New kick in the teeth for members as BT confirms its intention to slash team member redundancy terms

Telecoms & Financial Services, BT

Friday 27th November 2020 

The CWU has hit back at BT’s confirmation that it will be slashing redundancy terms that will apply across much of the company from June 1 next year.

That announcement – emailed to staff yesterday along with a glossy e-booklet titled ‘Review of redundancy and paid leave terms outcome’ that is positively packed with images of beaming employees – vindicates repeated CWU warning to members that the package negotiated just two years ago as part of the 2018 Pensions Agreement is under dire threat.

Parallel universe: the new severance terms are dreadful news for many

Sadly the CWU’s worst fears have now been realised, with the company confirming – after a consultation that the union believes was always a foregone conclusion – that it intends to effectively halve maximum redundancy entitlements for longer-serving employees from two years’ to one year’s money.
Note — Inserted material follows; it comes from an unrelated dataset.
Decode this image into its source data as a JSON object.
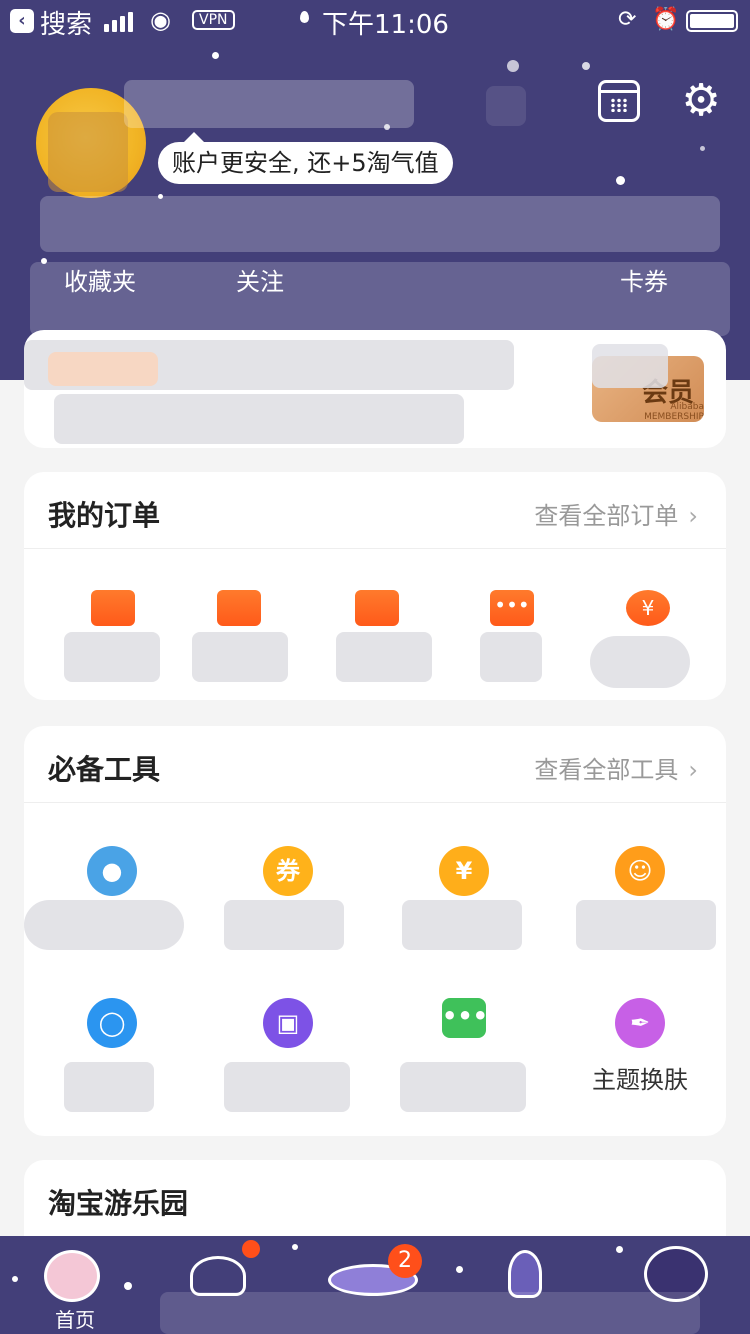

That move is highly significant at a time when – despite vehement opposition from the CWU – the company has broken with a decades old voluntary approach to dealing with staff surplus situations and is now in the process of making previously unheard of compulsory redundancies amongst team member grades in no fewer than four lines of business.
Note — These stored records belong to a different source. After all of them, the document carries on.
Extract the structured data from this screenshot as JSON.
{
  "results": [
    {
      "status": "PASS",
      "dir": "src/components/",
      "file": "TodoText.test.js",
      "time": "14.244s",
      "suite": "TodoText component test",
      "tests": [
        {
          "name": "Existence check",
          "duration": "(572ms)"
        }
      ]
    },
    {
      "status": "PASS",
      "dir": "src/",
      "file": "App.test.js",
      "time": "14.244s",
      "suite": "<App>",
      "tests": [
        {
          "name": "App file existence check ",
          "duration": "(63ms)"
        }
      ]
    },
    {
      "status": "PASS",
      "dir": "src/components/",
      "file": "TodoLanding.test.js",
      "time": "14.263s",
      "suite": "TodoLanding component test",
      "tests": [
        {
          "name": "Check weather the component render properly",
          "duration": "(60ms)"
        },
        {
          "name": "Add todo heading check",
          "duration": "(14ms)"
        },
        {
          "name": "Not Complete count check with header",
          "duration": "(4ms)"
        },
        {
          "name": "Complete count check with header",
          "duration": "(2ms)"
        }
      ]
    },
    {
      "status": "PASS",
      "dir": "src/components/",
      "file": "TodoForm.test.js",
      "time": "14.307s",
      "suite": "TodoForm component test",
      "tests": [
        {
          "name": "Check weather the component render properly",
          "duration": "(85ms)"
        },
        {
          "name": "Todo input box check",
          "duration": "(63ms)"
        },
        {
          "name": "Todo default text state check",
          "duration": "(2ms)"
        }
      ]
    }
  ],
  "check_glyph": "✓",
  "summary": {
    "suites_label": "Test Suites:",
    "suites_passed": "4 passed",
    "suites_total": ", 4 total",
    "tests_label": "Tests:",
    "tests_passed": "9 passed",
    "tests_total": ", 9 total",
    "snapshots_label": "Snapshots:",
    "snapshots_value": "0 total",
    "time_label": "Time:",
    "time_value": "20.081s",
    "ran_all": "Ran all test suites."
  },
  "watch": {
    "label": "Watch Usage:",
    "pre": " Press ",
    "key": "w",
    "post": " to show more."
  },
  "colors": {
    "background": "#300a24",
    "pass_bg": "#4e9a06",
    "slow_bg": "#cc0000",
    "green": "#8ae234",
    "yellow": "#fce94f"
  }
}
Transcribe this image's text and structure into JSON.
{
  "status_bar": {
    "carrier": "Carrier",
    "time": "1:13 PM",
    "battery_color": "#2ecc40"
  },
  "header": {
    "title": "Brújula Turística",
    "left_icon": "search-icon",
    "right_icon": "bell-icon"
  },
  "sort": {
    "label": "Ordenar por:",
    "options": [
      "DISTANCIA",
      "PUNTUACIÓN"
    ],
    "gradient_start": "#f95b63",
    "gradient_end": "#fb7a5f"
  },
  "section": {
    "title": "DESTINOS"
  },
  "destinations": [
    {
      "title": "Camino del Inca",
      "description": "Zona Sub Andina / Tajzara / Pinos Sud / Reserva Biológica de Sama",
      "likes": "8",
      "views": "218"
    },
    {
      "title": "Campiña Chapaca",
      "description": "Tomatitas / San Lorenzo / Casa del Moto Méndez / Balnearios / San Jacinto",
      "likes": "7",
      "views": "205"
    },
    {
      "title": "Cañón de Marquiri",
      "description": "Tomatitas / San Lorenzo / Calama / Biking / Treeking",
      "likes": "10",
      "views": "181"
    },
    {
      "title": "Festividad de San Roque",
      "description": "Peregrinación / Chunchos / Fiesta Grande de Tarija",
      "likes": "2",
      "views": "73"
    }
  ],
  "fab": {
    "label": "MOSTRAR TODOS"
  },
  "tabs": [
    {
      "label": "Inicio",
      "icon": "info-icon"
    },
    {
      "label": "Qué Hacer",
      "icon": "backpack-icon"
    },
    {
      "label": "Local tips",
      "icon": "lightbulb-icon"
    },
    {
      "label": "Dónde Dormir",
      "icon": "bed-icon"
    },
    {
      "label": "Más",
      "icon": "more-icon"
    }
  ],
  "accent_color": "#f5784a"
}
The bombshell over future severance terms comes as the CWU is mid-way through a consultative ballot on industrial action as part of its ‘Count Me In’ fightback against a belligerent new management approach that is sweeping across the business bringing multiple  threats to job security and terms & conditions in its wake.
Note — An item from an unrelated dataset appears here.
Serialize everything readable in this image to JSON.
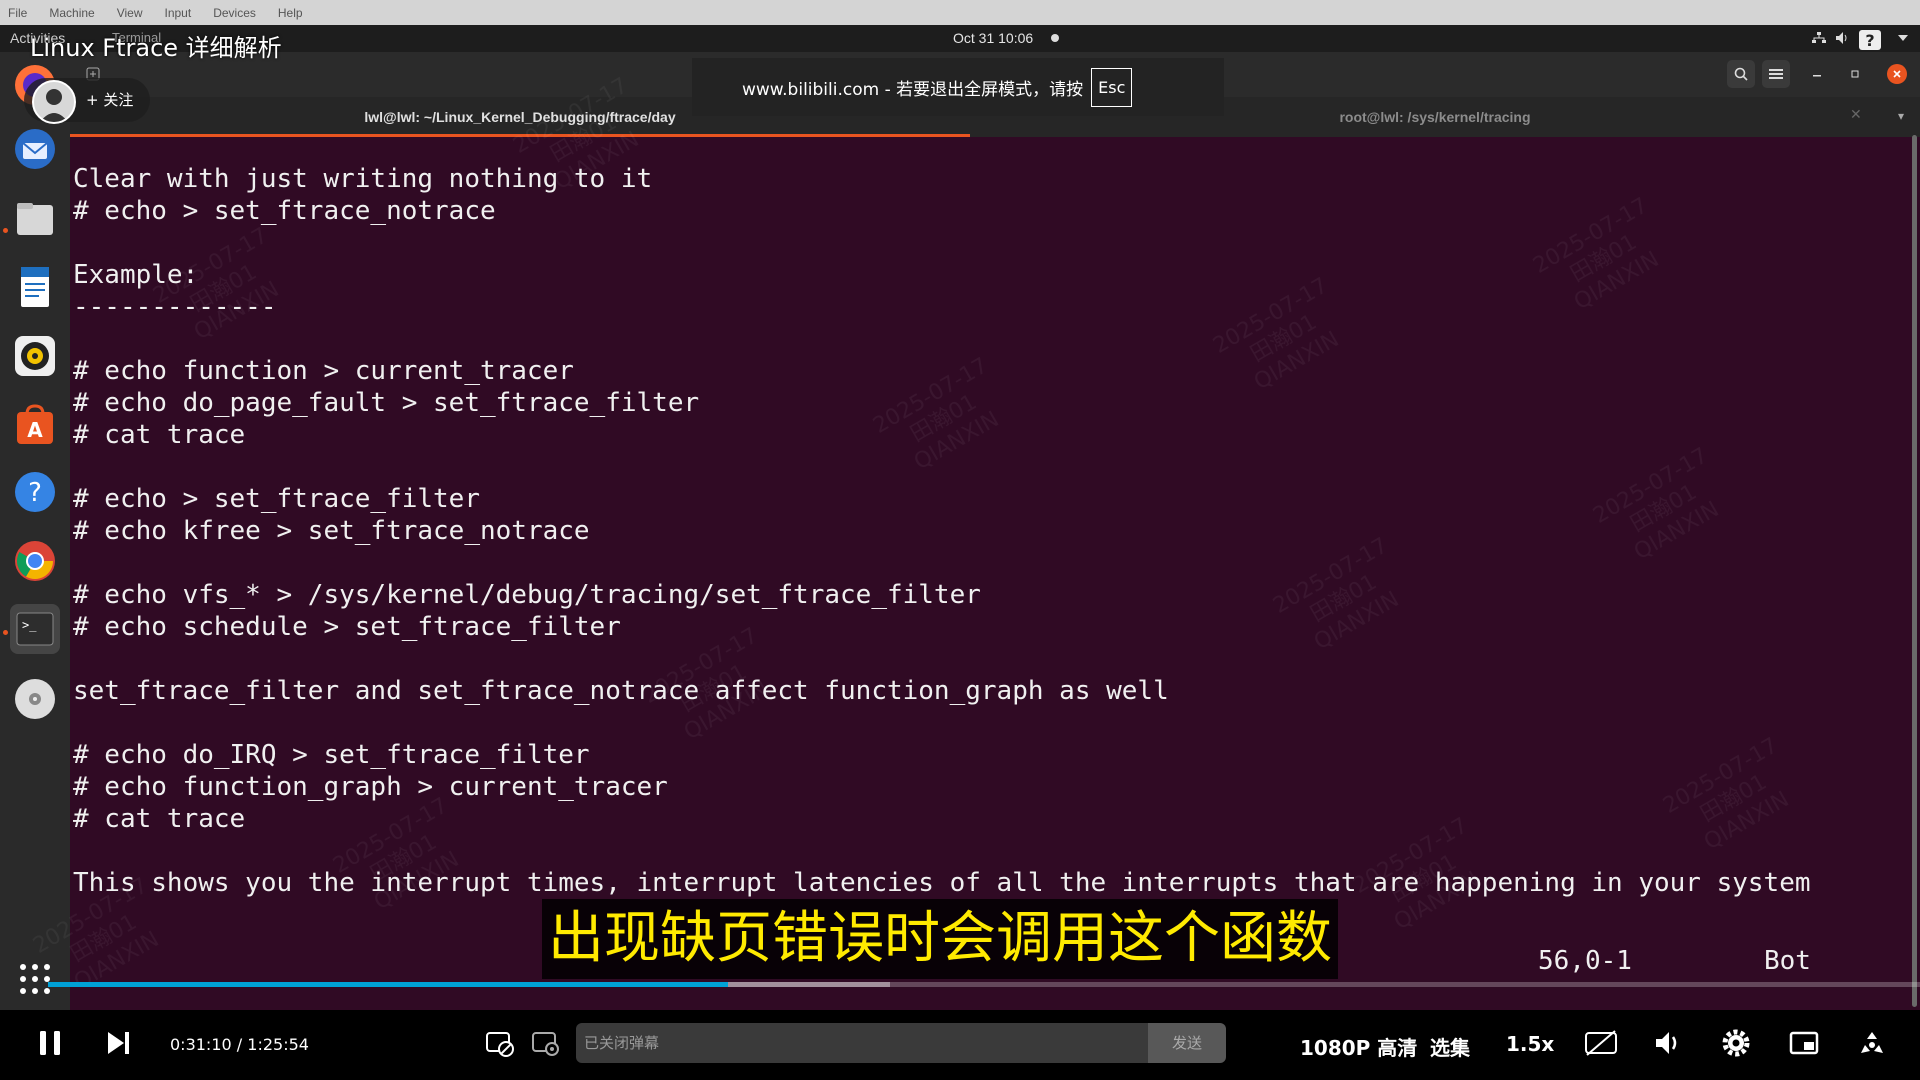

Misleadingly, yesterday’s company email to staff referred to the fact that the proposed severance terms had been discussed with the CWU and Prospect without mentioning that both unions are vehemently opposed to the move.

“Let me be absolutely clear to members who may been left confused by this somewhat opaque wording,” stresses CWU deputy general secretary Andy Kerr.

“The CWU has only been nominally consulted, and BT is imposing the new severance terms knowing we have rejected them.

“In the company’s so  called staff ‘consultation’ no fewer than 73% of respondents said they were dissatisfied with the proposed terms – yet BT is riding roughshod over those concerns and is demonstrably ignoring feedback from its own employees.”

One particularly pernicious element of BT new severance terms is that, after June 1 next year, anyone put ‘at risk’ of redundancy will effectively be forced into accepting misleadingly named ‘voluntary redundancy terms’ as compulsory redundancy terms will no longer be enhanced, but will be the bare statutory minimum.

                                   Andy Kerr

“By doing this BT will have the ability to state publicly that it is not making anyone compulsorily redundant,” Andy explains. “Any true notion of ‘voluntarism’ will have been trounced because anyone not accepting VR without a murmur will be hugely financially penalised.”

Pointing out that  yesterday’s announcement is yet another reason why CWU members in BT need to vote ‘yes’ en-masse in the ongoing consultative ballot on industrial action, Andy concludes: “This is another kick in the teeth for our members as BT doggedly pursues its organisational change.

“That’s why it’s crucial we achieve an overwhelming ‘yes’ vote in the consultative ballot in to send an unmistakable message to management that they ignore at their peril.”